I can’t believe it’s been so long since my last blog posting, but I was so busy with last-minute wedding preps; then, before I knew it, it was my wedding day, and then the honeymoon, and then…well, you get my point! But, I’m back and I want to give you a little glimpse of our special day while providing a few tips.
Since we were having a rather small wedding (a little over 40 guests), we wanted things to be very intimate and representative of the two of us. We both studied Literature and work in Education, so we incorporated these details into our wedding decor. Although we were quite minimalist in our choices (that is, no flower arrangements, no centerpieces, etc), we wanted the few things that were included to be meaningful.
In the weeks leading up to the wedding, I bought a used short story collection that centered around the themes of love and marriage and its pages became our big day’s primary motif. We carefully selected pages and using Microsoft Word, printed large numbers on each of them for our six tables. I then cut each page in a specific shape and glued them to black cardstock I bought from Dollarama. The end result was simple and beautiful!
We did something similar for our card holder box. We didn’t opt for the traditional box; instead, we purchased a beautiful birdcage (to tie in with our lovebirds-inspired invitations and wedding cake) from Nic Nac, on Saint-Hubert. Again, using a page from the book, we printed our initials and “Merci!” on the page; we then cut two slits on either side of the sheet to slip beautiful wintery ribbon, so that we could tie the note to the birdcage. Once more, this was just a simple way to personalize things, but it made such a difference.
As for our seating chart, I bought black poster board from the dollar store and wrote each guest’s name under their table number using white chalk; the poster actually looked like a blackboard! It was awesome! But, unlike costly decorative wedding blackboards, this was only one dollar! To make things even more personal and creative, instead of purchasing a traditional guestbook, I bought a large canvas from Michael’s and painted it silver. Then, I used vintage-finish modpodge to glue book-page cutouts of our initials and wedding date onto the dried canvas. I was really pleased with the end product: our guests’ personal messages to us written with sharpies on this beautiful canvas! Plus, unlike a traditional guestbook that gets forgotten in some drawer somewhere, we get the chance to see these awesome wishes everyday since the guestbook is a piece of art that we hang on our wall! Clearly this required more time and effort, but I think it was entirely worth it!

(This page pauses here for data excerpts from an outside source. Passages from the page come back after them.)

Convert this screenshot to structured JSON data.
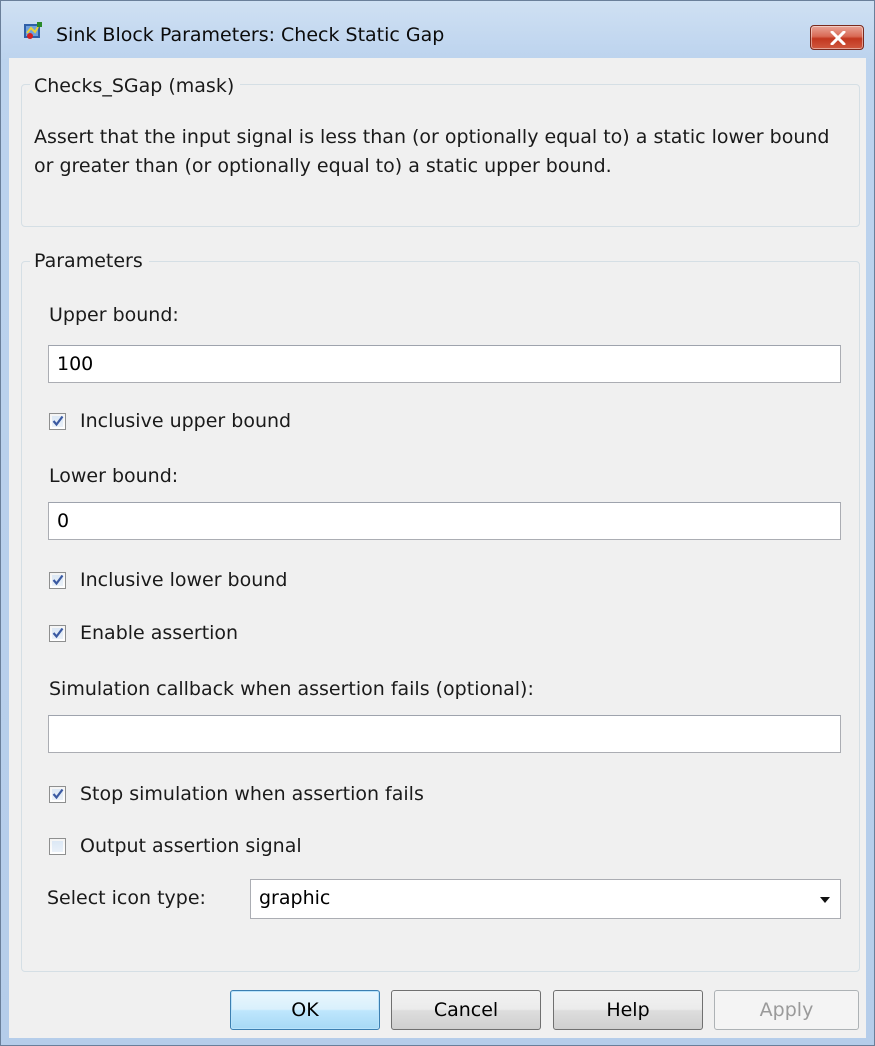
{
  "window": {
    "title": "Sink Block Parameters: Check Static Gap",
    "icon": "simulink-block-icon",
    "close_icon": "close-x-icon"
  },
  "mask_group": {
    "legend": "Checks_SGap (mask)",
    "description": "Assert that the input signal is less than (or optionally equal to) a static lower bound or greater than (or optionally equal to) a static upper bound."
  },
  "parameters": {
    "legend": "Parameters",
    "upper_bound_label": "Upper bound:",
    "upper_bound_value": "100",
    "inclusive_upper_label": "Inclusive upper bound",
    "inclusive_upper_checked": true,
    "lower_bound_label": "Lower bound:",
    "lower_bound_value": "0",
    "inclusive_lower_label": "Inclusive lower bound",
    "inclusive_lower_checked": true,
    "enable_assertion_label": "Enable assertion",
    "enable_assertion_checked": true,
    "callback_label": "Simulation callback when assertion fails (optional):",
    "callback_value": "",
    "stop_sim_label": "Stop simulation when assertion fails",
    "stop_sim_checked": true,
    "output_signal_label": "Output assertion signal",
    "output_signal_checked": false,
    "icon_type_label": "Select icon type:",
    "icon_type_value": "graphic"
  },
  "buttons": {
    "ok": "OK",
    "cancel": "Cancel",
    "help": "Help",
    "apply": "Apply"
  },
  "colors": {
    "title_bar": "#bcd3ee",
    "close_button": "#c2371f",
    "dialog_background": "#f0f0f0",
    "default_button": "#bee6fd"
  }
}
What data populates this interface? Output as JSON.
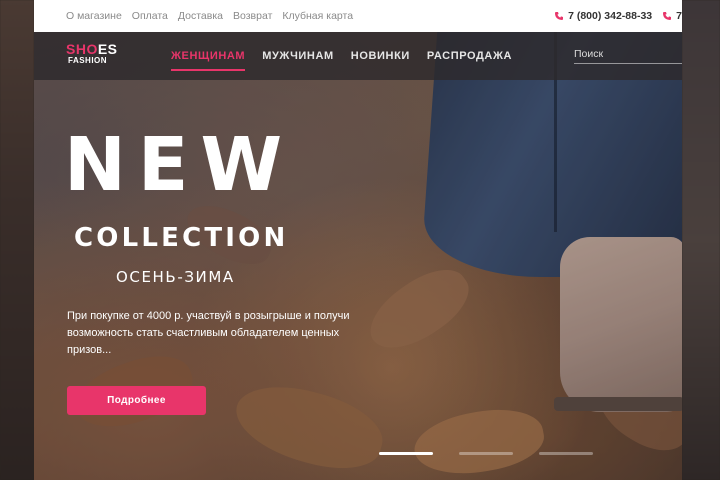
{
  "topbar": {
    "links": [
      "О магазине",
      "Оплата",
      "Доставка",
      "Возврат",
      "Клубная карта"
    ],
    "phones": [
      "7 (800) 342-88-33",
      "7"
    ]
  },
  "logo": {
    "accent": "SHO",
    "rest": "ES",
    "sub": "FASHION"
  },
  "nav": {
    "items": [
      "ЖЕНЩИНАМ",
      "МУЖЧИНАМ",
      "НОВИНКИ",
      "РАСПРОДАЖА"
    ],
    "active_index": 0
  },
  "search": {
    "placeholder": "Поиск"
  },
  "hero": {
    "headline": "NEW",
    "subheadline": "COLLECTION",
    "season": "ОСЕНЬ-ЗИМА",
    "promo": "При покупке от 4000 р. участвуй в розыгрыше и получи возможность стать счастливым обладателем ценных призов...",
    "cta_label": "Подробнее",
    "slides": 3,
    "active_slide": 0
  },
  "colors": {
    "accent": "#e8356a",
    "nav_bg": "#2d2a2c"
  }
}
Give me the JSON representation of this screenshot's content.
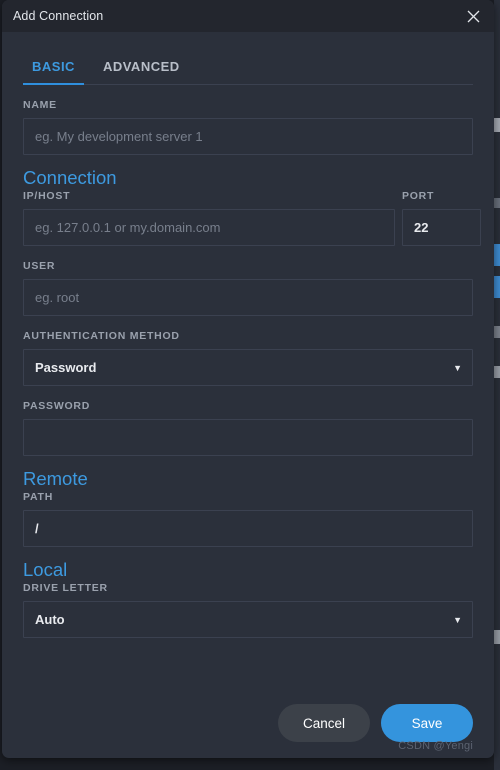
{
  "window": {
    "title": "Add Connection",
    "close_icon": "close-icon"
  },
  "tabs": [
    {
      "label": "BASIC",
      "active": true
    },
    {
      "label": "ADVANCED",
      "active": false
    }
  ],
  "fields": {
    "name": {
      "label": "NAME",
      "placeholder": "eg. My development server 1",
      "value": ""
    },
    "host": {
      "label": "IP/HOST",
      "placeholder": "eg. 127.0.0.1 or my.domain.com",
      "value": ""
    },
    "port": {
      "label": "PORT",
      "placeholder": "",
      "value": "22"
    },
    "user": {
      "label": "USER",
      "placeholder": "eg. root",
      "value": ""
    },
    "auth_method": {
      "label": "AUTHENTICATION METHOD",
      "value": "Password",
      "options": [
        "Password"
      ]
    },
    "password": {
      "label": "PASSWORD",
      "placeholder": "",
      "value": ""
    },
    "path": {
      "label": "PATH",
      "placeholder": "",
      "value": "/"
    },
    "drive_letter": {
      "label": "DRIVE LETTER",
      "value": "Auto",
      "options": [
        "Auto"
      ]
    }
  },
  "sections": {
    "connection": "Connection",
    "remote": "Remote",
    "local": "Local"
  },
  "footer": {
    "cancel_label": "Cancel",
    "save_label": "Save"
  },
  "watermark": "CSDN @Yengi",
  "colors": {
    "accent": "#3d9ae0",
    "save_button": "#3494dd",
    "dialog_bg": "#2b303b",
    "titlebar_bg": "#23262e",
    "border": "#3b4150"
  }
}
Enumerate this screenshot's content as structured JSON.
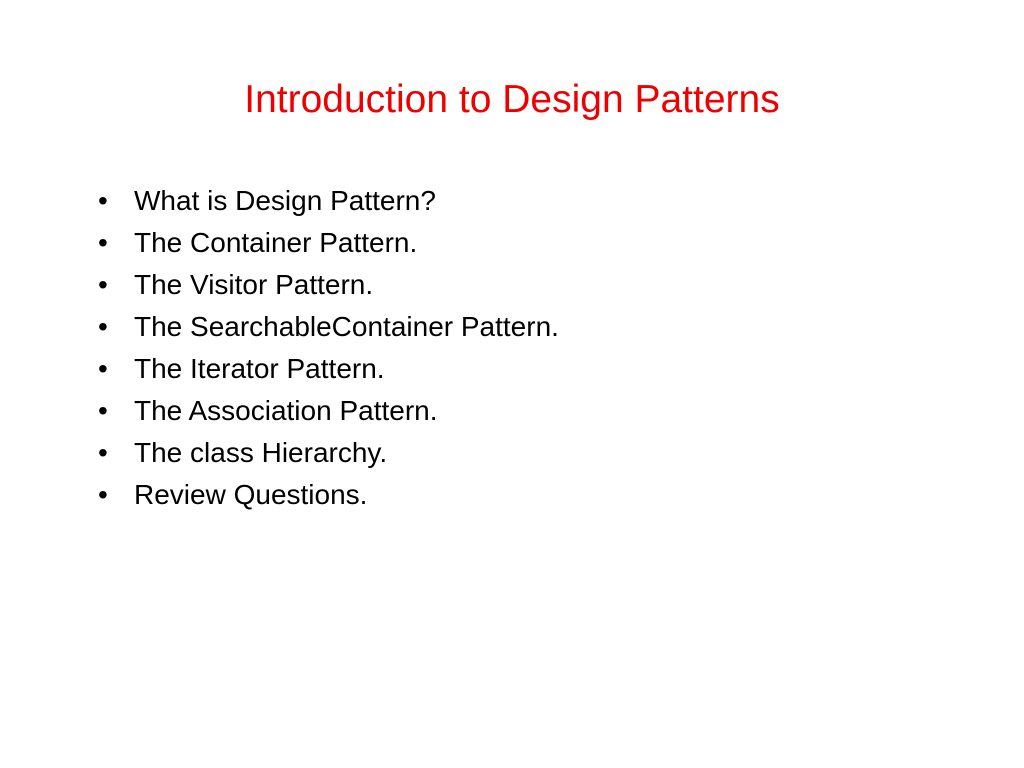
{
  "slide": {
    "title": "Introduction to Design Patterns",
    "bullets": [
      "What is Design Pattern?",
      "The Container Pattern.",
      "The Visitor Pattern.",
      "The SearchableContainer Pattern.",
      "The Iterator Pattern.",
      "The Association Pattern.",
      "The class Hierarchy.",
      "Review Questions."
    ]
  }
}
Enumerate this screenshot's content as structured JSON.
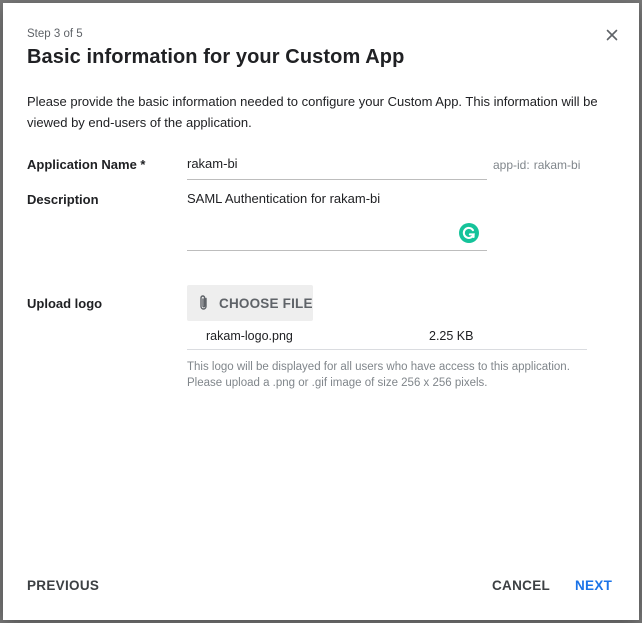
{
  "backdrop": {
    "hint": ""
  },
  "dialog": {
    "step": "Step 3 of 5",
    "title": "Basic information for your Custom App",
    "intro": "Please provide the basic information needed to configure your Custom App. This information will be viewed by end-users of the application.",
    "close_icon": "close-icon"
  },
  "form": {
    "app_name_label": "Application Name *",
    "app_name_value": "rakam-bi",
    "app_id_prefix": "app-id:",
    "app_id_value": "rakam-bi",
    "description_label": "Description",
    "description_value": "SAML Authentication for rakam-bi",
    "upload_label": "Upload logo",
    "choose_file_label": "CHOOSE FILE",
    "file_name": "rakam-logo.png",
    "file_size": "2.25 KB",
    "help_line1": "This logo will be displayed for all users who have access to this application.",
    "help_line2": "Please upload a .png or .gif image of size 256 x 256 pixels."
  },
  "footer": {
    "previous_label": "PREVIOUS",
    "cancel_label": "CANCEL",
    "next_label": "NEXT"
  },
  "colors": {
    "accent": "#1a73e8",
    "grammarly": "#15c39a"
  }
}
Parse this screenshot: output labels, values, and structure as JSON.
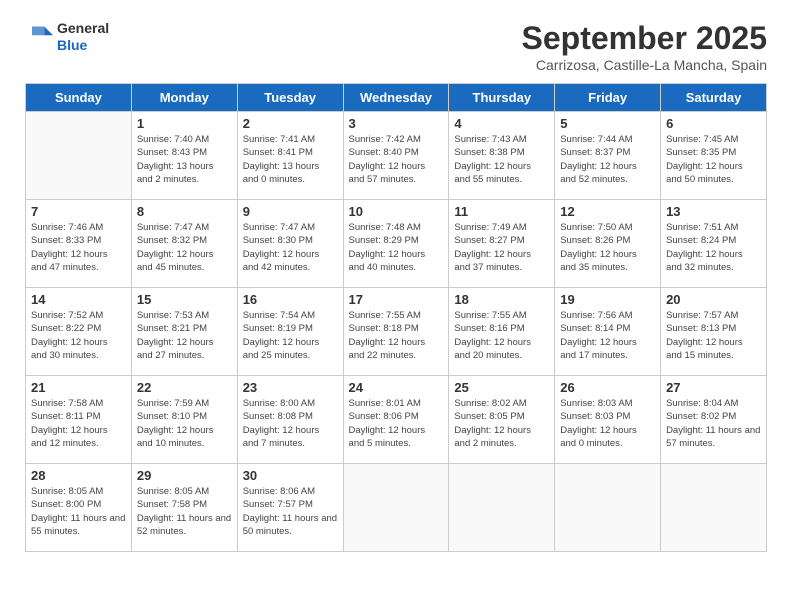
{
  "header": {
    "logo_line1": "General",
    "logo_line2": "Blue",
    "month_title": "September 2025",
    "location": "Carrizosa, Castille-La Mancha, Spain"
  },
  "days_of_week": [
    "Sunday",
    "Monday",
    "Tuesday",
    "Wednesday",
    "Thursday",
    "Friday",
    "Saturday"
  ],
  "weeks": [
    [
      {
        "day": "",
        "sunrise": "",
        "sunset": "",
        "daylight": ""
      },
      {
        "day": "1",
        "sunrise": "Sunrise: 7:40 AM",
        "sunset": "Sunset: 8:43 PM",
        "daylight": "Daylight: 13 hours and 2 minutes."
      },
      {
        "day": "2",
        "sunrise": "Sunrise: 7:41 AM",
        "sunset": "Sunset: 8:41 PM",
        "daylight": "Daylight: 13 hours and 0 minutes."
      },
      {
        "day": "3",
        "sunrise": "Sunrise: 7:42 AM",
        "sunset": "Sunset: 8:40 PM",
        "daylight": "Daylight: 12 hours and 57 minutes."
      },
      {
        "day": "4",
        "sunrise": "Sunrise: 7:43 AM",
        "sunset": "Sunset: 8:38 PM",
        "daylight": "Daylight: 12 hours and 55 minutes."
      },
      {
        "day": "5",
        "sunrise": "Sunrise: 7:44 AM",
        "sunset": "Sunset: 8:37 PM",
        "daylight": "Daylight: 12 hours and 52 minutes."
      },
      {
        "day": "6",
        "sunrise": "Sunrise: 7:45 AM",
        "sunset": "Sunset: 8:35 PM",
        "daylight": "Daylight: 12 hours and 50 minutes."
      }
    ],
    [
      {
        "day": "7",
        "sunrise": "Sunrise: 7:46 AM",
        "sunset": "Sunset: 8:33 PM",
        "daylight": "Daylight: 12 hours and 47 minutes."
      },
      {
        "day": "8",
        "sunrise": "Sunrise: 7:47 AM",
        "sunset": "Sunset: 8:32 PM",
        "daylight": "Daylight: 12 hours and 45 minutes."
      },
      {
        "day": "9",
        "sunrise": "Sunrise: 7:47 AM",
        "sunset": "Sunset: 8:30 PM",
        "daylight": "Daylight: 12 hours and 42 minutes."
      },
      {
        "day": "10",
        "sunrise": "Sunrise: 7:48 AM",
        "sunset": "Sunset: 8:29 PM",
        "daylight": "Daylight: 12 hours and 40 minutes."
      },
      {
        "day": "11",
        "sunrise": "Sunrise: 7:49 AM",
        "sunset": "Sunset: 8:27 PM",
        "daylight": "Daylight: 12 hours and 37 minutes."
      },
      {
        "day": "12",
        "sunrise": "Sunrise: 7:50 AM",
        "sunset": "Sunset: 8:26 PM",
        "daylight": "Daylight: 12 hours and 35 minutes."
      },
      {
        "day": "13",
        "sunrise": "Sunrise: 7:51 AM",
        "sunset": "Sunset: 8:24 PM",
        "daylight": "Daylight: 12 hours and 32 minutes."
      }
    ],
    [
      {
        "day": "14",
        "sunrise": "Sunrise: 7:52 AM",
        "sunset": "Sunset: 8:22 PM",
        "daylight": "Daylight: 12 hours and 30 minutes."
      },
      {
        "day": "15",
        "sunrise": "Sunrise: 7:53 AM",
        "sunset": "Sunset: 8:21 PM",
        "daylight": "Daylight: 12 hours and 27 minutes."
      },
      {
        "day": "16",
        "sunrise": "Sunrise: 7:54 AM",
        "sunset": "Sunset: 8:19 PM",
        "daylight": "Daylight: 12 hours and 25 minutes."
      },
      {
        "day": "17",
        "sunrise": "Sunrise: 7:55 AM",
        "sunset": "Sunset: 8:18 PM",
        "daylight": "Daylight: 12 hours and 22 minutes."
      },
      {
        "day": "18",
        "sunrise": "Sunrise: 7:55 AM",
        "sunset": "Sunset: 8:16 PM",
        "daylight": "Daylight: 12 hours and 20 minutes."
      },
      {
        "day": "19",
        "sunrise": "Sunrise: 7:56 AM",
        "sunset": "Sunset: 8:14 PM",
        "daylight": "Daylight: 12 hours and 17 minutes."
      },
      {
        "day": "20",
        "sunrise": "Sunrise: 7:57 AM",
        "sunset": "Sunset: 8:13 PM",
        "daylight": "Daylight: 12 hours and 15 minutes."
      }
    ],
    [
      {
        "day": "21",
        "sunrise": "Sunrise: 7:58 AM",
        "sunset": "Sunset: 8:11 PM",
        "daylight": "Daylight: 12 hours and 12 minutes."
      },
      {
        "day": "22",
        "sunrise": "Sunrise: 7:59 AM",
        "sunset": "Sunset: 8:10 PM",
        "daylight": "Daylight: 12 hours and 10 minutes."
      },
      {
        "day": "23",
        "sunrise": "Sunrise: 8:00 AM",
        "sunset": "Sunset: 8:08 PM",
        "daylight": "Daylight: 12 hours and 7 minutes."
      },
      {
        "day": "24",
        "sunrise": "Sunrise: 8:01 AM",
        "sunset": "Sunset: 8:06 PM",
        "daylight": "Daylight: 12 hours and 5 minutes."
      },
      {
        "day": "25",
        "sunrise": "Sunrise: 8:02 AM",
        "sunset": "Sunset: 8:05 PM",
        "daylight": "Daylight: 12 hours and 2 minutes."
      },
      {
        "day": "26",
        "sunrise": "Sunrise: 8:03 AM",
        "sunset": "Sunset: 8:03 PM",
        "daylight": "Daylight: 12 hours and 0 minutes."
      },
      {
        "day": "27",
        "sunrise": "Sunrise: 8:04 AM",
        "sunset": "Sunset: 8:02 PM",
        "daylight": "Daylight: 11 hours and 57 minutes."
      }
    ],
    [
      {
        "day": "28",
        "sunrise": "Sunrise: 8:05 AM",
        "sunset": "Sunset: 8:00 PM",
        "daylight": "Daylight: 11 hours and 55 minutes."
      },
      {
        "day": "29",
        "sunrise": "Sunrise: 8:05 AM",
        "sunset": "Sunset: 7:58 PM",
        "daylight": "Daylight: 11 hours and 52 minutes."
      },
      {
        "day": "30",
        "sunrise": "Sunrise: 8:06 AM",
        "sunset": "Sunset: 7:57 PM",
        "daylight": "Daylight: 11 hours and 50 minutes."
      },
      {
        "day": "",
        "sunrise": "",
        "sunset": "",
        "daylight": ""
      },
      {
        "day": "",
        "sunrise": "",
        "sunset": "",
        "daylight": ""
      },
      {
        "day": "",
        "sunrise": "",
        "sunset": "",
        "daylight": ""
      },
      {
        "day": "",
        "sunrise": "",
        "sunset": "",
        "daylight": ""
      }
    ]
  ]
}
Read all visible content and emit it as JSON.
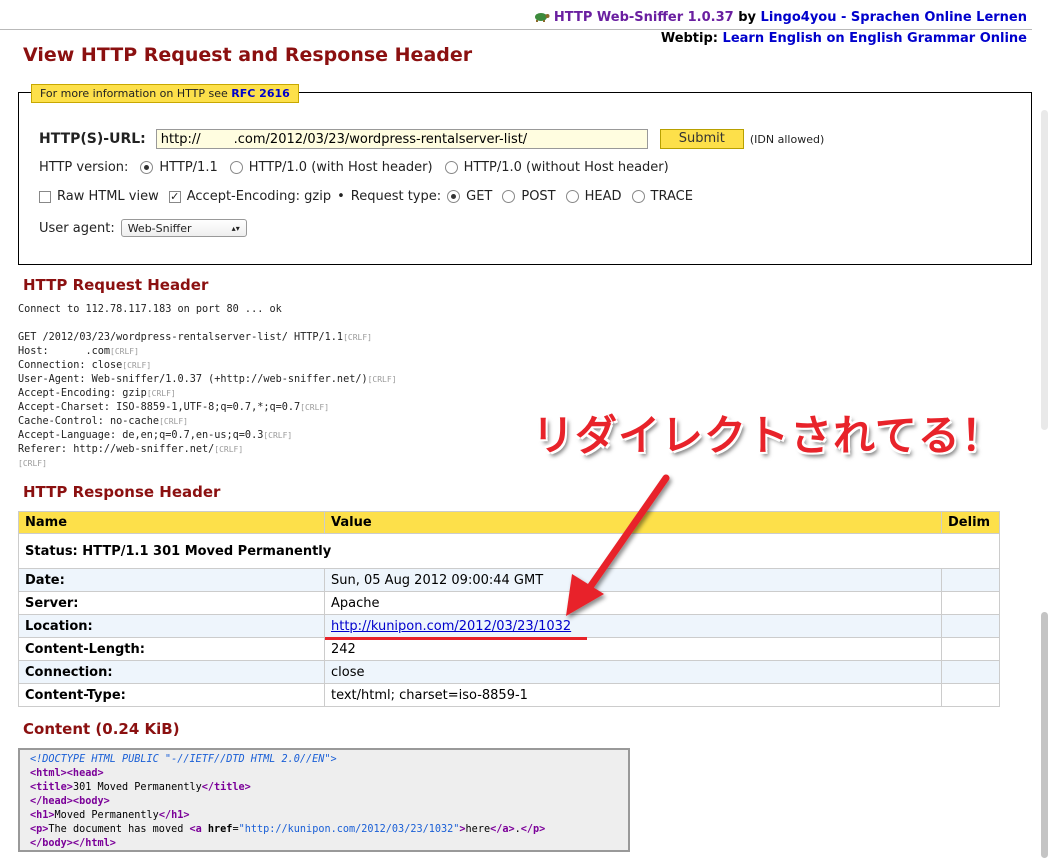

Essentially, these were the only decorations we had at the wedding. I think we were more comfortable doing so knowing that l’Auberge Saint-Gabriel provided decorative candles, which really gave the room a romantic and intimate feel. Plus, the room itself, dating from the 18th century, was impressive: stone walls, romantic lighting, impressive candelabras, a wood-burning fireplace, beautiful artwork — what more can I girl want?
…well, a bouquet, of course! As with all the other things for our wedding, we made the bouquet; it was a paper rose bouquet made with book pages (yes, from the same book I used for the rest of the decor — the best $4 I ever spent!). Our guests couldn’t get over it! We received such great feedback about how pretty and creative it was; I was even given Martha Stewart points!
All-in-all, our wedding was fantastic! We ate a decadent meal, Harlem-shaked (!), snacked on tasty macarons, popcorn, and grilled-cheese sandwiches, and enjoyed our milkshake bar! Our guests had a blast, the music was amazing, and the room looked stunning. Yet, I can’t say that I made the most of the evening; I was too busy and stressed ensuring that things were running smoothly and thinking about what was coming next (speeches, first dance, cake cutting, Harlem shake, late-night snacks, bouquet toss, etc). I know that I would’ve had an AMAZING time at my wedding if I would have been a guest instead of the bride. Most of all, I realised how important having a day-of coordinator (or wedding planner) really is; he or she would have been the one dealing with all of these details, not me. I would’ve just focused on enjoying the evening instead of juggling both tasks.
Still, our night was magical, but I know it would have been more so if you would have been there with us, Maxine. So, for all you soon-to-be-weds out there, remember my advice: this day only happens once, be sure to make the most of it, and if that means paying someone to coordinate things, do so; it’s our only regret.